Driving position, visibility, build quality, practicality
One of the attractions of SUVs is the space offered, and in this respect, neither car disappoints. Both offer generous front head and leg room, plus a commanding view of the road ahead, but the Audi Q7's interior is the wider. It isn’t perfect though, because its tapering rear side windows restrict over-the-shoulder visibility.
Both cars have fully adjustable electric seats, and the S Line seats in the Q7 are broader than the Volvo XC90's. That being said, it’s the Volvo’s softer seat cushions that feel more cosseting, and are easier to get comfortable in.
The second row of seats in each offers virtually identical amounts of head and leg room. There’s room in both to seat three abreast on individual seats that slide and recline, although the Q7’s extra width provides more shoulder room. Both cars’ outer seats tilt forward easily to allow access to the third row.

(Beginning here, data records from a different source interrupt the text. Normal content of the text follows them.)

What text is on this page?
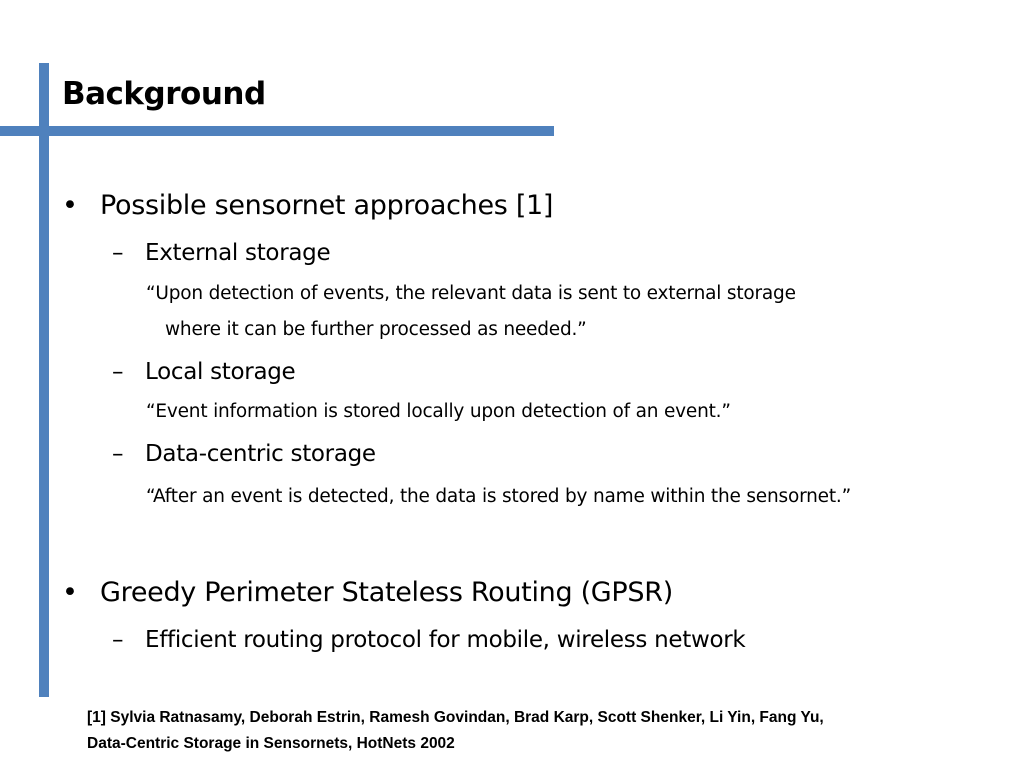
Background
• Possible sensornet approaches [1]
– External storage
“Upon detection of events, the relevant data is sent to external storage
where it can be further processed as needed.”
– Local storage
“Event information is stored locally upon detection of an event.”
– Data-centric storage
“After an event is detected, the data is stored by name within the sensornet.”
• Greedy Perimeter Stateless Routing (GPSR)
– Efficient routing protocol for mobile, wireless network
[1] Sylvia Ratnasamy, Deborah Estrin, Ramesh Govindan, Brad Karp, Scott Shenker, Li Yin, Fang Yu,
Data-Centric Storage in Sensornets, HotNets 2002
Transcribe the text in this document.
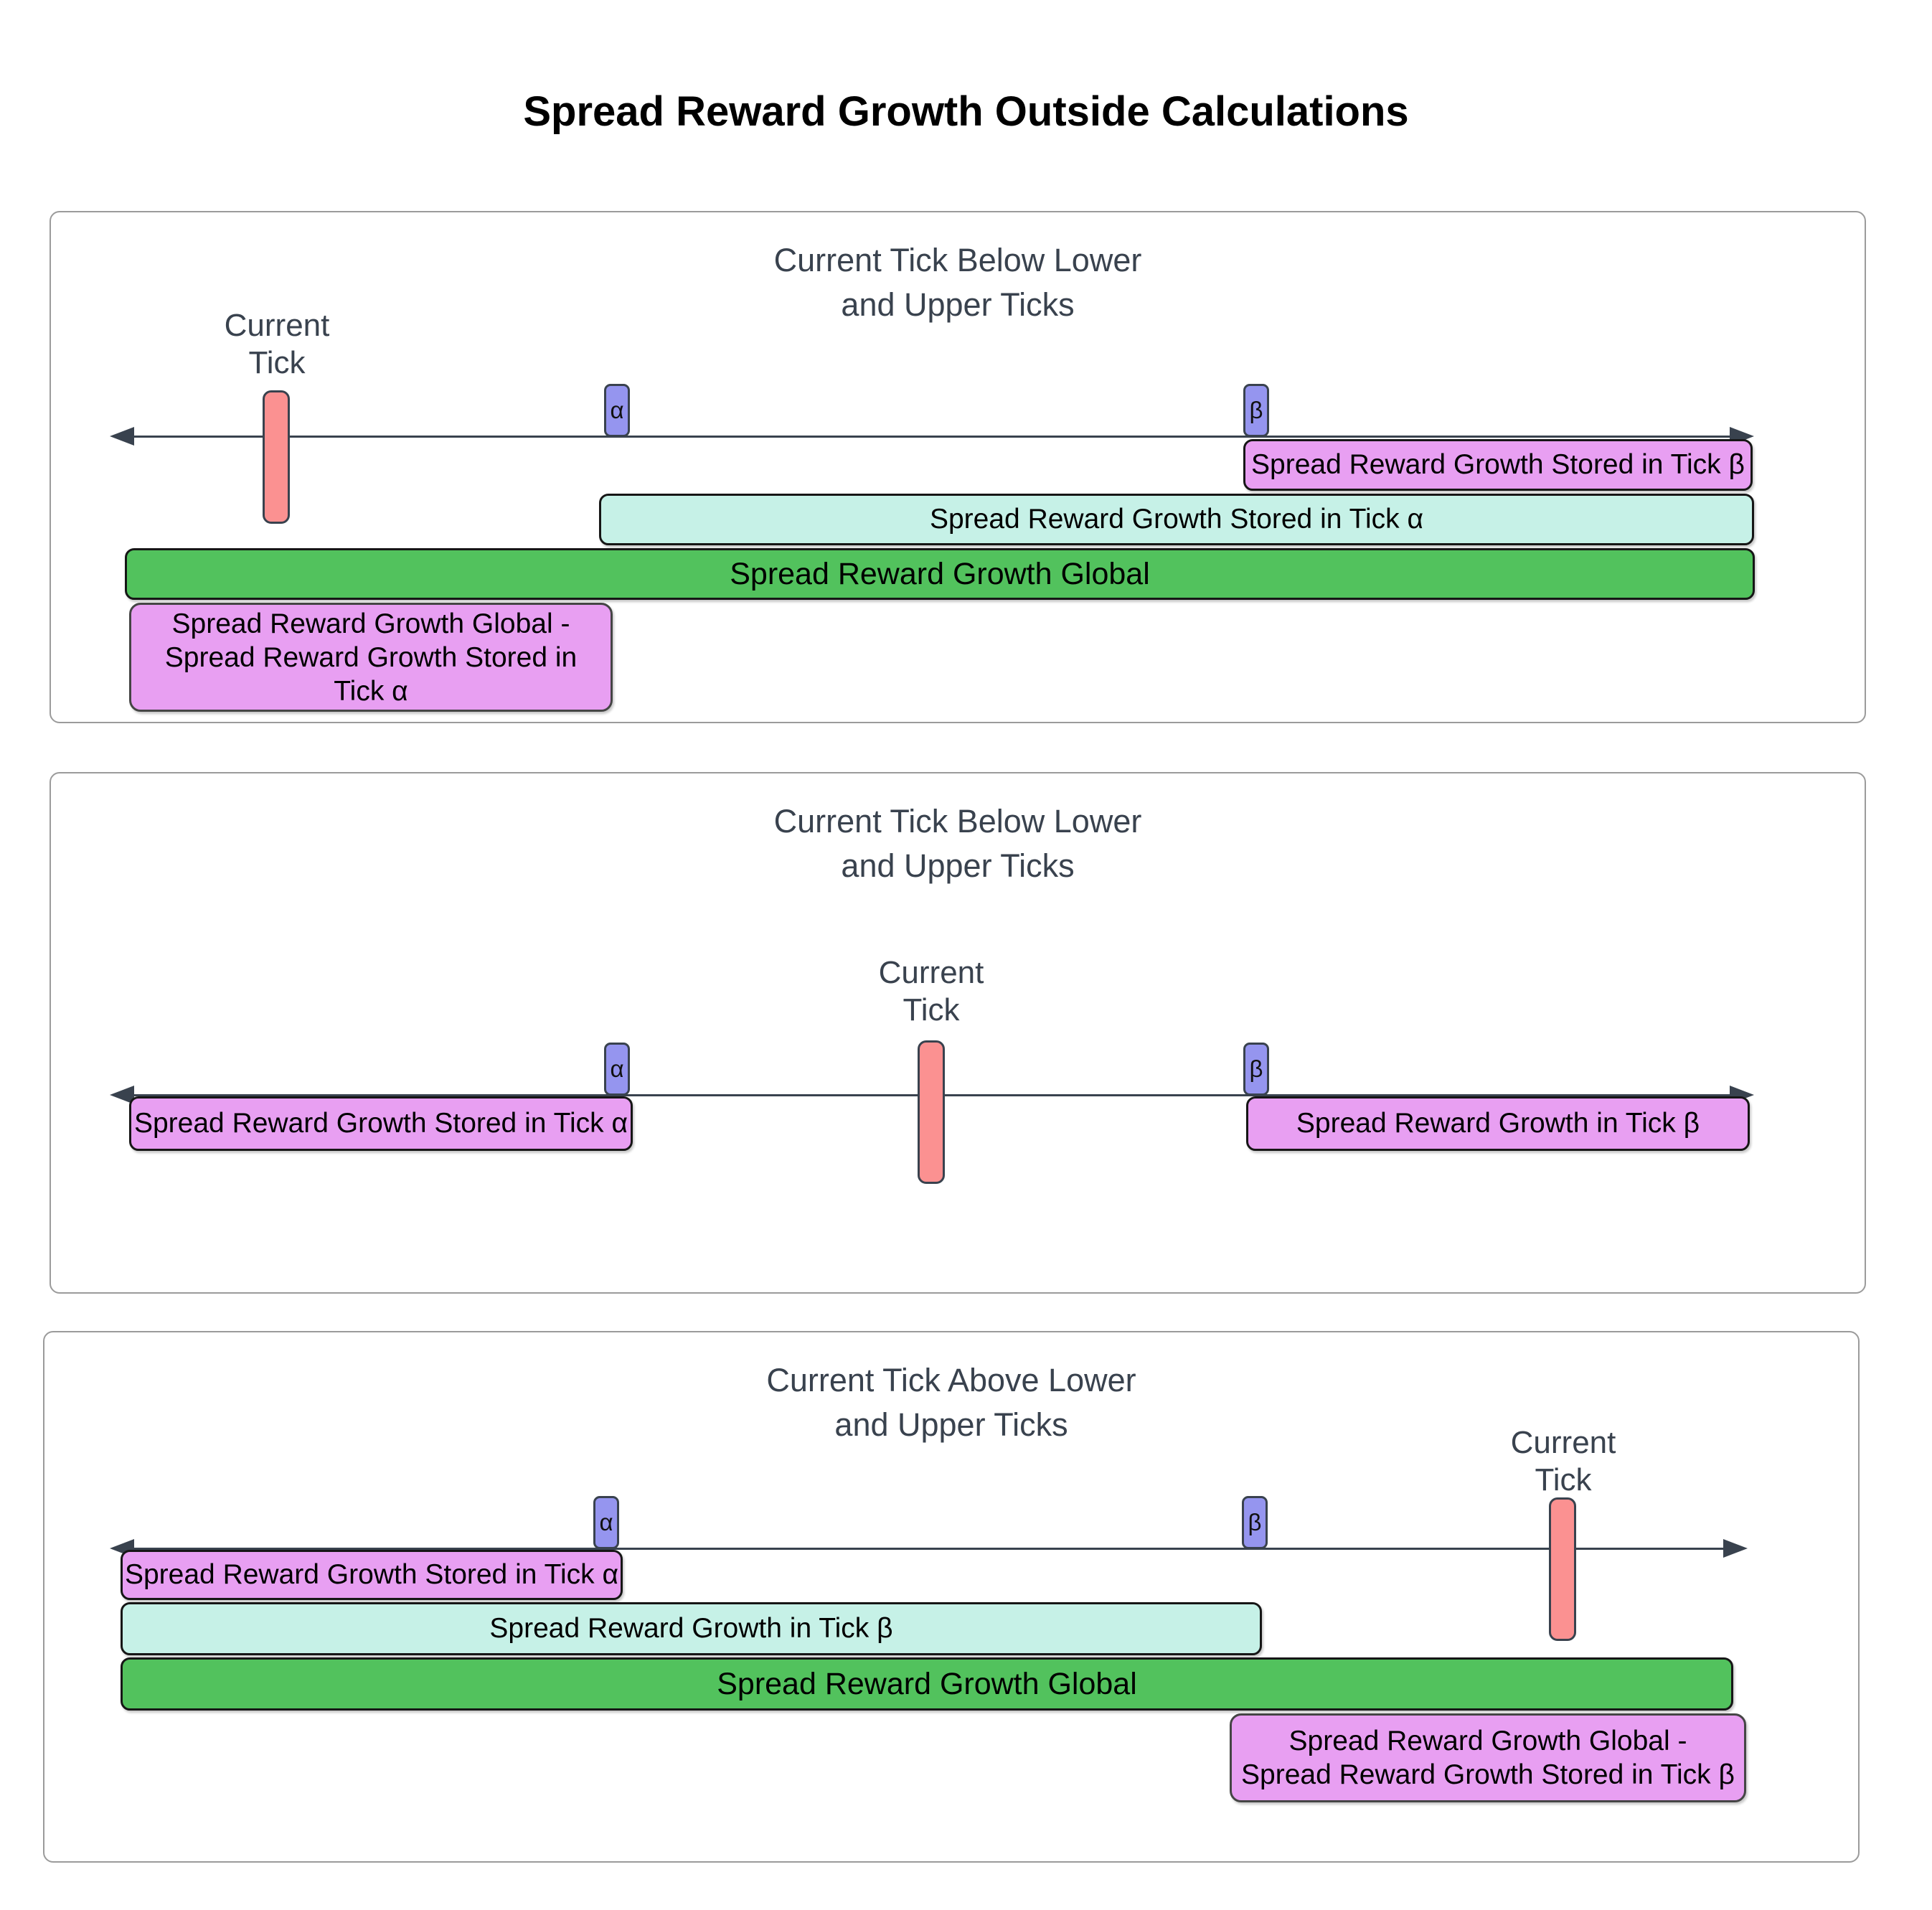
Spread Reward Growth Outside Calculations
Current Tick Below Lower
and Upper Ticks
Current
Tick
α	β
Spread Reward Growth Stored in Tick β
Spread Reward Growth Stored in Tick α
Spread Reward Growth Global
Spread Reward Growth Global - Spread Reward Growth Stored in Tick α
Current Tick Below Lower
and Upper Ticks
Current
Tick
α	β
Spread Reward Growth Stored in Tick α	Spread Reward Growth in Tick β
Current Tick Above Lower
and Upper Ticks	Current
Tick
α	β
Spread Reward Growth Stored in Tick α
Spread Reward Growth in Tick β
Spread Reward Growth Global
Spread Reward Growth Global - Spread Reward Growth Stored in Tick β
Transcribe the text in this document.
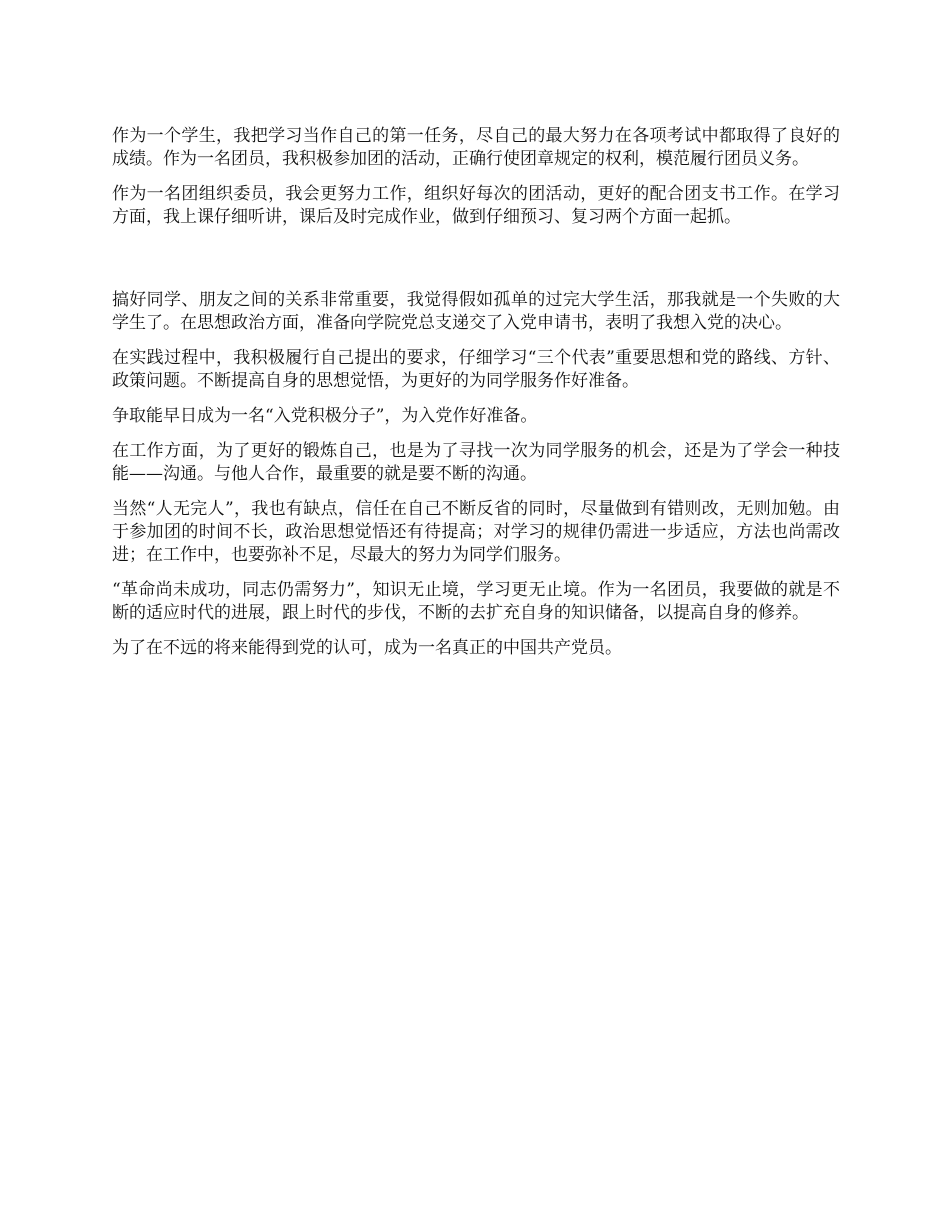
作为一个学生，我把学习当作自己的第一任务，尽自己的最大努力在各项考试中都取得了良好的成绩。作为一名团员，我积极参加团的活动，正确行使团章规定的权利，模范履行团员义务。

作为一名团组织委员，我会更努力工作，组织好每次的团活动，更好的配合团支书工作。在学习方面，我上课仔细听讲，课后及时完成作业，做到仔细预习、复习两个方面一起抓。

搞好同学、朋友之间的关系非常重要，我觉得假如孤单的过完大学生活，那我就是一个失败的大学生了。在思想政治方面，准备向学院党总支递交了入党申请书，表明了我想入党的决心。

在实践过程中，我积极履行自己提出的要求，仔细学习“三个代表”重要思想和党的路线、方针、政策问题。不断提高自身的思想觉悟，为更好的为同学服务作好准备。

争取能早日成为一名“入党积极分子”，为入党作好准备。

在工作方面，为了更好的锻炼自己，也是为了寻找一次为同学服务的机会，还是为了学会一种技能——沟通。与他人合作，最重要的就是要不断的沟通。

当然“人无完人”，我也有缺点，信任在自己不断反省的同时，尽量做到有错则改，无则加勉。由于参加团的时间不长，政治思想觉悟还有待提高；对学习的规律仍需进一步适应，方法也尚需改进；在工作中，也要弥补不足，尽最大的努力为同学们服务。

“革命尚未成功，同志仍需努力”，知识无止境，学习更无止境。作为一名团员，我要做的就是不断的适应时代的进展，跟上时代的步伐，不断的去扩充自身的知识储备，以提高自身的修养。

为了在不远的将来能得到党的认可，成为一名真正的中国共产党员。
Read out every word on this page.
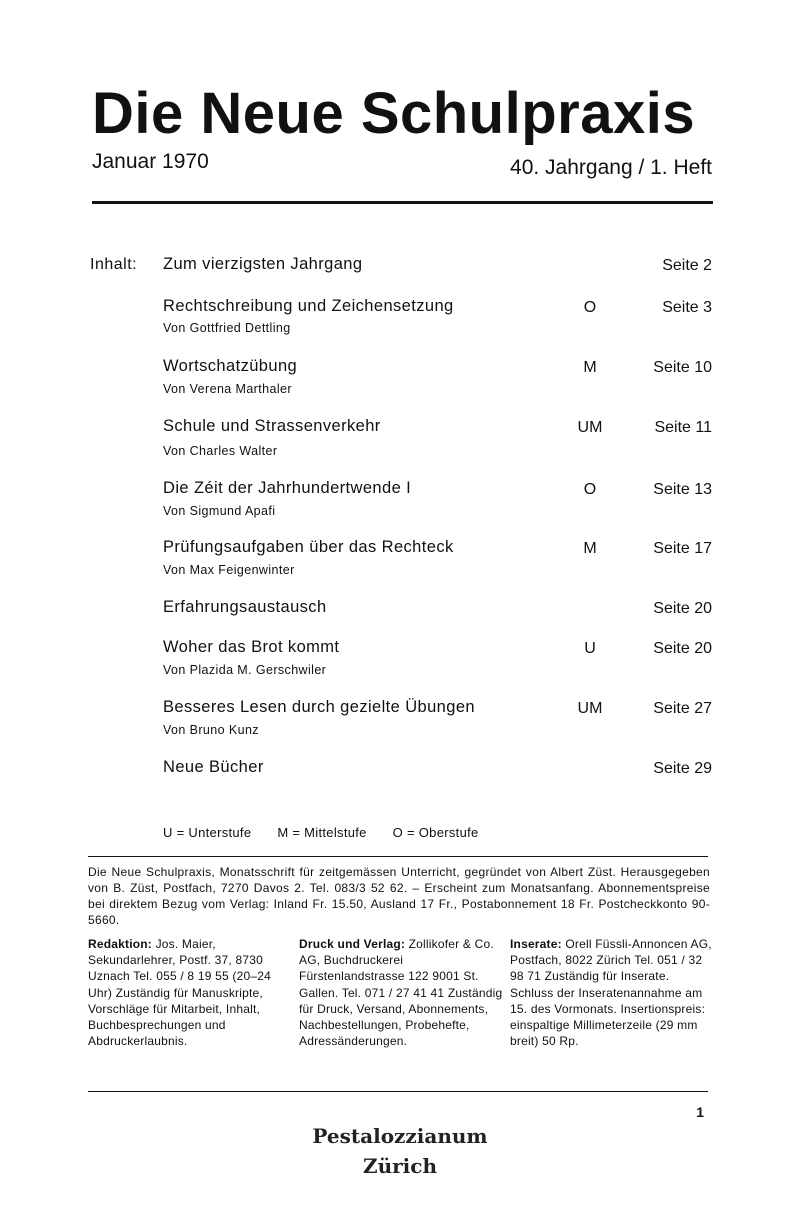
Die Neue Schulpraxis
Januar 1970	40. Jahrgang / 1. Heft
Inhalt: Zum vierzigsten Jahrgang	Seite 2
Rechtschreibung und Zeichensetzung
Von Gottfried Dettling
O	Seite 3
Wortschatzübung
Von Verena Marthaler
M	Seite 10
Schule und Strassenverkehr
Von Charles Walter
UM	Seite 11
Die Zéit der Jahrhundertwende I
Von Sigmund Apafi
O	Seite 13
Prüfungsaufgaben über das Rechteck
Von Max Feigenwinter
M	Seite 17
Erfahrungsaustausch	Seite 20
Woher das Brot kommt
Von Plazida M. Gerschwiler
U	Seite 20
Besseres Lesen durch gezielte Übungen
Von Bruno Kunz
UM	Seite 27
Neue Bücher	Seite 29
U = Unterstufe M = Mittelstufe O = Oberstufe
Die Neue Schulpraxis, Monatsschrift für zeitgemässen Unterricht, gegründet von Albert Züst. Herausgegeben von B. Züst, Postfach, 7270 Davos 2. Tel. 083/3 52 62. – Erscheint zum Monatsanfang. Abonnementspreise bei direktem Bezug vom Verlag: Inland Fr. 15.50, Ausland 17 Fr., Postabonnement 18 Fr. Postcheckkonto 90-5660.
Redaktion: Jos. Maier, Sekundarlehrer, Postf. 37, 8730 Uznach Tel. 055 / 8 19 55 (20–24 Uhr) Zuständig für Manuskripte, Vorschläge für Mitarbeit, Inhalt, Buchbesprechungen und Abdruckerlaubnis.
Druck und Verlag: Zollikofer & Co. AG, Buchdruckerei Fürstenlandstrasse 122 9001 St. Gallen. Tel. 071 / 27 41 41 Zuständig für Druck, Versand, Abonnements, Nachbestellungen, Probehefte, Adressänderungen.
Inserate: Orell Füssli-Annoncen AG, Postfach, 8022 Zürich Tel. 051 / 32 98 71 Zuständig für Inserate. Schluss der Inseratenannahme am 15. des Vormonats. Insertionspreis: einspaltige Millimeterzeile (29 mm breit) 50 Rp.
1
Pestalozzianum
Zürich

Climb into the third row and it’s the XC90 that offers more space. However, neither car will be comfortable for tall adults beyond short trips. In the XC90 the seats are easy to raise manually, but the Q7 makes life even easier with a button to raise or lower them electrically. The XC90 also offers the most boot space whether you are using it in seven- or five-seat mode.
In this XC90 you get a TFT screen instead of analogue instruments whereas Audi charged extra from new for the same thing in the Q7. It’s worth seeking out, though, because it displays information, including sat-nav maps, conveniently in your line of sight.
Volvo has opted to give the XC90 a tablet-style 9.0in infotainment touchscreen mounted in the centre of the dash. It operates everything from the temperature to the navigation and works well, although some of the smaller icons can be tricky to select on the move.
Audi meanwhile, offers a more traditional centre console, with separate climate and radio controls as well as its MMI infotainment system. Some of the menus require a bit of familiarisation, but the 8.3in screen is easier to see, and the rotary controller is less distracting to use while driving. There’s also an additional writing pad for entering names and addresses. Later, post-2019 Q7s ditched this excellent rotary controller for a pure touchscreen arrangement, a backward step in our view.
There’s little to choose in how the two cars’ interiors feel; each has very high-grade trims that are used to good effect. The Q7 S Line has leather seats with Alcantara as standard; it was an £1100 to upgrade to full leather. The XC90’s interior is a nice place to spend time, too, with stitched leather across the upper dashboard and door trims and higher-grade Nappa leather seats as standard.
As you’d expect, the two cars come well equipped with both getting a DAB radio, Bluetooth connectivity, LED headlights and a powered tailgate as standard. The Q7 is the only one that comes with four-zone climate control, although the XC90 came with an option from new that includes this and third-row air-con, so you might find a car with this fitted if you shop around.